Assume that I'm given with matrix $\textbf{Q} = \textbf{q}\textbf{q}^H$. Assume I only have $\textbf{Q}$, is there any way for me to find vector $\textbf{q}$? Thanks!

Answer 1

Let $x$ be such that $x^H Q x > 0$. Then $\dfrac{Qx}{\sqrt{x^H Q x}} = \dfrac{q^H x}{\|q^Hx\|} q = cq$ where $\|c\| = 1.$

Next note if $q \neq 0$ then for some $i$ we must have $ e_i^H Q e_i = || e^H q||^2 = |q_i|^2 > 0$, where $e_i$ is the $i^{\text{th}}$ canonical basis vector and $q=(q_1,\dots,q_n)^T$.

Next note that $q$ can only be determined upto a constant $c$ with $\|c\| = 1$ since $(cq) (cq)^H = \|c\|^2 qq^H = qq^H$ so we can assume wlog $c = 1$ above.

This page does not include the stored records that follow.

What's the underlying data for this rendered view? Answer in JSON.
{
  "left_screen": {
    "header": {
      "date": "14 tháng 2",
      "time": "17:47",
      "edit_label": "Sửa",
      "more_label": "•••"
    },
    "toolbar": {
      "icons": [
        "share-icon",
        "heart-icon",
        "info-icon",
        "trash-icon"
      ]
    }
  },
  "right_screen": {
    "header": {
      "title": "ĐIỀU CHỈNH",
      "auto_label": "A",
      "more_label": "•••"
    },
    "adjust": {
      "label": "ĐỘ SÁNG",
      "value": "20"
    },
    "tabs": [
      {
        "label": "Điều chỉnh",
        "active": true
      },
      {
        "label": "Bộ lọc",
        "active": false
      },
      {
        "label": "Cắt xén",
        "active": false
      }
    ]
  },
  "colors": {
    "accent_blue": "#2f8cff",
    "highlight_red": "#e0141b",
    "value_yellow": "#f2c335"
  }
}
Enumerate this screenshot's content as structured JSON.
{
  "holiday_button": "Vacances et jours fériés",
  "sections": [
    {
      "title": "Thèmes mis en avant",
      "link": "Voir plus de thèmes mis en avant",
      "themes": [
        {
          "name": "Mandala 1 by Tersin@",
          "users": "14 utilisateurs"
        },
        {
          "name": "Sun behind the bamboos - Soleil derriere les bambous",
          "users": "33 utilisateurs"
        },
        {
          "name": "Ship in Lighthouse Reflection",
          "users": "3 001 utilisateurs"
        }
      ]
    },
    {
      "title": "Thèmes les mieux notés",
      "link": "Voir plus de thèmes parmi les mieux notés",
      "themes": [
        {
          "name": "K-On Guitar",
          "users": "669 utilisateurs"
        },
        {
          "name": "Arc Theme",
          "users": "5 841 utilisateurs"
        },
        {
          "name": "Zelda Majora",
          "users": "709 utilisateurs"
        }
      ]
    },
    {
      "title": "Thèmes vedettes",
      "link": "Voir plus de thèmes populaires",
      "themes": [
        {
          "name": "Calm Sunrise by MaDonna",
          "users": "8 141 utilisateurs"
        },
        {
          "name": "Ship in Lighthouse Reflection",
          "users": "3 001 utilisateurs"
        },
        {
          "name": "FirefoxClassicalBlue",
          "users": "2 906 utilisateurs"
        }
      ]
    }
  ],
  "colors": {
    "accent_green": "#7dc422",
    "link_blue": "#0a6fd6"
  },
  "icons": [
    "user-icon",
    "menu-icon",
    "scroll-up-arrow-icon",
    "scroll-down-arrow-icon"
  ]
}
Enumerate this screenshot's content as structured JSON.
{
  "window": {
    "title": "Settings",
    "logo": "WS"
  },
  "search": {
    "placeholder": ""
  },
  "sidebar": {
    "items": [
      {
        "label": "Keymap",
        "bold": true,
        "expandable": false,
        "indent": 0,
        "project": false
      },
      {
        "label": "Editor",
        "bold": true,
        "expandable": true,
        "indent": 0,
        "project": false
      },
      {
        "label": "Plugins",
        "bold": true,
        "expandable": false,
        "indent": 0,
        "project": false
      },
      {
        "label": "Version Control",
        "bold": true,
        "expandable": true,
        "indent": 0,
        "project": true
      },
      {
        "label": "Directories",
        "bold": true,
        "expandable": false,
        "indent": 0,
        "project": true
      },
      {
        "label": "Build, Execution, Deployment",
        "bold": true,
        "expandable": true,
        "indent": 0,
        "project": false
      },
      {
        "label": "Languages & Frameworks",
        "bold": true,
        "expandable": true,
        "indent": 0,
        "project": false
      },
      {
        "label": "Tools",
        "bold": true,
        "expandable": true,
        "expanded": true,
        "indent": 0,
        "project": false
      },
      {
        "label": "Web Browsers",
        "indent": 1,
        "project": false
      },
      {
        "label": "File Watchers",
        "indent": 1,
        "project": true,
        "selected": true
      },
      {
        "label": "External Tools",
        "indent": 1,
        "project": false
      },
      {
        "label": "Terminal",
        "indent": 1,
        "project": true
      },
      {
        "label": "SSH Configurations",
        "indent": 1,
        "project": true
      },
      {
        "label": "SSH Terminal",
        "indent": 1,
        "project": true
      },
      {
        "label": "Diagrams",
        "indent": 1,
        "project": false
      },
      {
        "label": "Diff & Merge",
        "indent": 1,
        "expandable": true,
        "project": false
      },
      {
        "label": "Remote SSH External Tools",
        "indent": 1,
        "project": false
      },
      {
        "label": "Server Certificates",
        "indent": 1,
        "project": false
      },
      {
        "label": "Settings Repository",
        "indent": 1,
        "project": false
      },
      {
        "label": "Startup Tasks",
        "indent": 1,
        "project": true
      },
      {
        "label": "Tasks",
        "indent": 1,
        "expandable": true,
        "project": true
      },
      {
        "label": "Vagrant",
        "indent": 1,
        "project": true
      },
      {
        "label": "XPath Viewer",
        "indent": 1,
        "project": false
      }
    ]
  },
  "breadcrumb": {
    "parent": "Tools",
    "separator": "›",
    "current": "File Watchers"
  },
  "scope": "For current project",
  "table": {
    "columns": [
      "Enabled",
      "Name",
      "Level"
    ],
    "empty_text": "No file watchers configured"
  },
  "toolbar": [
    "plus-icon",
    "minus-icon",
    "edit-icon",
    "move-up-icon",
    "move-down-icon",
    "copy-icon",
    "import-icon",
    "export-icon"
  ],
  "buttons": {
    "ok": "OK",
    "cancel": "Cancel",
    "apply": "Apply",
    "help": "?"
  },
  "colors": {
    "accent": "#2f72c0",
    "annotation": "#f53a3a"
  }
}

We can choose a $q$ as $\dfrac{Qe_i}{\sqrt{e_i^H Q e_i}}$ for the $e_i$ for which $e_i^H Q e_i > 0.$ If no such $i$ exists we must have $Q =0$ and we can choose $q=0.$

Answer 2

Here's the quickest approach I can think of: let $\mathbf x$ be any non-zero column of $Q$. Then, it suffices to take $$ \mathbf q = \frac{\sqrt{\operatorname{trace}(Q)}}{\|\mathbf x\|} \cdot \mathbf x $$ Note, however, that if $z$ is a complex number with $|z| = 1$, then $(z\mathbf q)(z\mathbf q)^H = \mathbf q \mathbf q^H$.